Anthropological theorizing is strengthened by examining food system changes across past and present human societies and engaging multiple fields of the discipline. This session begins by considering the archeological record of food systems change in Yucatán, Mexico, from the Spanish conquest to the present (Dedrick). It asks what happens when cuisines and agricultures collide through the contact of disparate peoples and differing ideas about the “right” ways to produce, prepare, and eat foods, a question that remains ever relevant in an era of increasingly moralized food discourses.
Following colonialism, the advent of Green Revolution technologies and global commodity markets further massively restructured global food production. As a consequence, producers who are squeezed between cheapening commodity prices, increasingly expensive farm inputs, and destabilizing environmental changes suffer. Efforts to help farmers often include multiple civil society actors. Drawing on examples of organizations addressing farmer suicides in India (Meek) and creating food hubs in the United States (Papavasiliou), this panel asks what factors can help farmers thrive economically and psychologically and what could other communities learn as they look for ways to resist or adapt to global changes.
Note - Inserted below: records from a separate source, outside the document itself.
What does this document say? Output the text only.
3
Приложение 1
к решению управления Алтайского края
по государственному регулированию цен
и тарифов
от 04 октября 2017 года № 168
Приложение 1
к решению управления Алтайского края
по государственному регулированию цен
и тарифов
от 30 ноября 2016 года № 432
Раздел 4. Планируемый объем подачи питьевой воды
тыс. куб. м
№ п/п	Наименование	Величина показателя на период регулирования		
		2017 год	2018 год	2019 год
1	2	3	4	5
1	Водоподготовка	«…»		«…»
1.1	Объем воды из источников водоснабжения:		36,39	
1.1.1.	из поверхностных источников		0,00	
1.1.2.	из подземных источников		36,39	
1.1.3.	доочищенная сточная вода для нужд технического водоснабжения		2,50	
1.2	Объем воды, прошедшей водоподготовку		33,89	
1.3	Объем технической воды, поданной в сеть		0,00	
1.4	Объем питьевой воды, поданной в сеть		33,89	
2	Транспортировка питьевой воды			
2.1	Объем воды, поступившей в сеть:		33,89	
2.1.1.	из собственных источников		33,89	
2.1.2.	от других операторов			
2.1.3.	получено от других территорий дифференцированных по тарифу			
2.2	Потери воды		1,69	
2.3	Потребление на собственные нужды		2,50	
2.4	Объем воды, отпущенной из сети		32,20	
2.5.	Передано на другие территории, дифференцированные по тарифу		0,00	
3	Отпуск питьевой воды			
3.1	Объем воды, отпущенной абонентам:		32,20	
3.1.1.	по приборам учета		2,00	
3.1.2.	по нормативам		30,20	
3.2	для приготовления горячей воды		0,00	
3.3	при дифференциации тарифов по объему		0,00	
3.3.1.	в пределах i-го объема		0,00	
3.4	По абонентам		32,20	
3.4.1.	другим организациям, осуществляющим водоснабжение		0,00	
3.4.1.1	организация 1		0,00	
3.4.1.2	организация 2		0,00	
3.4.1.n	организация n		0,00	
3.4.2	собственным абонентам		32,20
Recognizing the struggles producers face in larger markets, many advocates instead promote connecting farmers to local consumers in a bid to create more just and sustainable local food systems. Yet, in the Global North, sustainable local food sold at farmers markets, food cooperatives, and niche restaurants has taken an aura of “Yuppie Chow” (Guthman 2003) that has been widely criticized for driving class (and race-class) differentiation. This panel concludes with two sessions that consider whether exclusive foodie restaurants (Adams) and community cooperatives (Markowitz) are only serving privileged class interests or if they represent pathways to wider social transformation. Together, the two sessions seek to generate discussions about how anthropology can theoretically contribute to reversing food-linked global ill health and promoting agricultural resilience in the face of global environmental change.